Since users are expected to connect using SOCKS5 and handing over the hostname to the proxy, the above mention refusal to resolve a .onion address did not break the normal Tor use cases with curl.
Turns out there is a group of people who runs transparent proxies who automatically “catches” all local traffic and redirects it over Tor. They have a local DNS server who can resolve .onion host names and they intercept outgoing traffic to instead tunnel it through Tor.
With this setup now curl no longer works because it will not send .onion addresses to the local resolver because RFC 7686 tells us we should not,
curl of course does not know when it runs in a presumed safe and deliberate transparent proxy network or when it does not. When a leak is not a leak or when it actually is a leak.
torsocks
A separate way to access tor is to use the torsocks tool. Torsocks allows you to use most applications in a safe way with Tor. It ensures that DNS requests are handled safely and explicitly rejects any traffic other than TCP from the application you’re using.
You run it like
torsocks curl https://example.com
Because of curl’s new .onion filtering, the above command line works fine for “normal” hostnames but no longer for .onion hostnames.
Arguably, this is less of a problem because when you use curl you typically don’t need to use torsocks since curl has full SOCKS support natively.

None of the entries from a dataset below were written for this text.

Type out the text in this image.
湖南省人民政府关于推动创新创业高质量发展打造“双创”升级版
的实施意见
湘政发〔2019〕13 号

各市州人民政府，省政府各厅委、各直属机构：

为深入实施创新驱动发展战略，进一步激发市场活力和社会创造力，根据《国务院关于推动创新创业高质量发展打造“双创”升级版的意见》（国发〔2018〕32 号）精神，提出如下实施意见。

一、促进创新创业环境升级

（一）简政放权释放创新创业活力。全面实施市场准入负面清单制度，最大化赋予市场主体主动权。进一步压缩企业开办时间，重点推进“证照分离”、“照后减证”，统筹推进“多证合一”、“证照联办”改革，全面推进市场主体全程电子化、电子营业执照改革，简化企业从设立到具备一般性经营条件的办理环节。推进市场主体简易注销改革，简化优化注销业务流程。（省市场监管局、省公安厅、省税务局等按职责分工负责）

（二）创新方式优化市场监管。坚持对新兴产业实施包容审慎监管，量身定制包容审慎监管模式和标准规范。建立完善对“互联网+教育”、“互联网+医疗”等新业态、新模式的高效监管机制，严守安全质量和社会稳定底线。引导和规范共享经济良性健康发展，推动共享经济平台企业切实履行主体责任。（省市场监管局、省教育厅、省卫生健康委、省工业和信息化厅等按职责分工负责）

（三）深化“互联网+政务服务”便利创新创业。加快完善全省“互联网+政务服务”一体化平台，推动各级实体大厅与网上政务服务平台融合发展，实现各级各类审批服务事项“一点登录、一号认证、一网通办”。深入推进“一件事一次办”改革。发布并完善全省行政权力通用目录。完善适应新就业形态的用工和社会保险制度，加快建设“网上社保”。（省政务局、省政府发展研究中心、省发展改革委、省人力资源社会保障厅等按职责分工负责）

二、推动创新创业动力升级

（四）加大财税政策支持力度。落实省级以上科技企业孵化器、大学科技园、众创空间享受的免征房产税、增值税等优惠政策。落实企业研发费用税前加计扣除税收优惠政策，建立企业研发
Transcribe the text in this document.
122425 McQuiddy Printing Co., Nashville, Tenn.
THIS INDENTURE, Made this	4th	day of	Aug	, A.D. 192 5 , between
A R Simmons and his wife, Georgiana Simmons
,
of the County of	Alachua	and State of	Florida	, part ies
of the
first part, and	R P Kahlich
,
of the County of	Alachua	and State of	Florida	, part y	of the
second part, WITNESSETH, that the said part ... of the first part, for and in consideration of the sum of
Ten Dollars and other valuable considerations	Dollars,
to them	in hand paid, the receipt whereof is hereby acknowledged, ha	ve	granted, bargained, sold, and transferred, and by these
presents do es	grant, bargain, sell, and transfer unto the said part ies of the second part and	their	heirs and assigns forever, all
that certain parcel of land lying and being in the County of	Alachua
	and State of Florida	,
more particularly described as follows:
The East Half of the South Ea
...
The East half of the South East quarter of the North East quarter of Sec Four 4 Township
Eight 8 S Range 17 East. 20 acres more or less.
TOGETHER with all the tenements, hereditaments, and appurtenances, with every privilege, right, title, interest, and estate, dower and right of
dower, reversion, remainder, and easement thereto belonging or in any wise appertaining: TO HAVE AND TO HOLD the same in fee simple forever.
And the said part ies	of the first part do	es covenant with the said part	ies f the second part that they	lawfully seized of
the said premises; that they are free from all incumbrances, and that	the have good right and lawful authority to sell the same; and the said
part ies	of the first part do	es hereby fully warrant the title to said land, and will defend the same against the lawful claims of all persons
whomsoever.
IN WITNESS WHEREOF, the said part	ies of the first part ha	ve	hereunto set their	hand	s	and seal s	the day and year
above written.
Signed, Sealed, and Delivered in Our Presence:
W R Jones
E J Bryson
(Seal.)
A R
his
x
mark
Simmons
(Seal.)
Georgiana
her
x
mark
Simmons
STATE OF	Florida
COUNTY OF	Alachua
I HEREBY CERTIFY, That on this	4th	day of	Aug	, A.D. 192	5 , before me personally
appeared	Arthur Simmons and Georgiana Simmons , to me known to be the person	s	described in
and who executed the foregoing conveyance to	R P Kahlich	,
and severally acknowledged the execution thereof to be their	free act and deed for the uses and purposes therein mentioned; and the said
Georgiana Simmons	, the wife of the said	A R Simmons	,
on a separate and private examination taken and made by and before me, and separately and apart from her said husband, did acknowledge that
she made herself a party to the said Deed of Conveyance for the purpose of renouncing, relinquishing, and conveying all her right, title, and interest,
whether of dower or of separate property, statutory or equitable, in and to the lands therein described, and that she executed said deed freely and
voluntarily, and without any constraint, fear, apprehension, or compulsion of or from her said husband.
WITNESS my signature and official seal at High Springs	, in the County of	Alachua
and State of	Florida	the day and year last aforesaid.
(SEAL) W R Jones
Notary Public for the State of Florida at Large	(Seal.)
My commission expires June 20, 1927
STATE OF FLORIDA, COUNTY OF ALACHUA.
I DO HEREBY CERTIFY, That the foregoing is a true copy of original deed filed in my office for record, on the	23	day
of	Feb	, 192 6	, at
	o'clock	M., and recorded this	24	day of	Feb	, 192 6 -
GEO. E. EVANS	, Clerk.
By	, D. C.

Option to disable the filter?
In the heated discussion thread we are told repeatedly how silly we are who block .onion name resolves – exactly in the way the RFC says, the RFC that had the backing and support from the Tor project itself. There are repeated cries for us to add ways to disable the filter.
I am of course sympathetic with the users whose use cases now broke.
A few different ways to address this have been proposed, but the problem is difficult: how would curl or a user know that it is fine to leak a name or not? Adding a command line option to say it is okay to leak would just mean that some scripts would use that option and users would run it in the wrong conditions and your evil malicious neighbors who “help out” will just add that option when they convince their victims to run an innocent looking curl command line.
The fact that several of the louder voices show abusive tendencies in the discussion of course makes these waters even more challenging to maneuver.
Future
I do not yet know how or where this lands. The filter has now been in effect in curl for a year. Nothing is forever, we keep improving. We listen to feedback and we are of course eager to make sure curl remains and awesome tool and library also for content over Tor.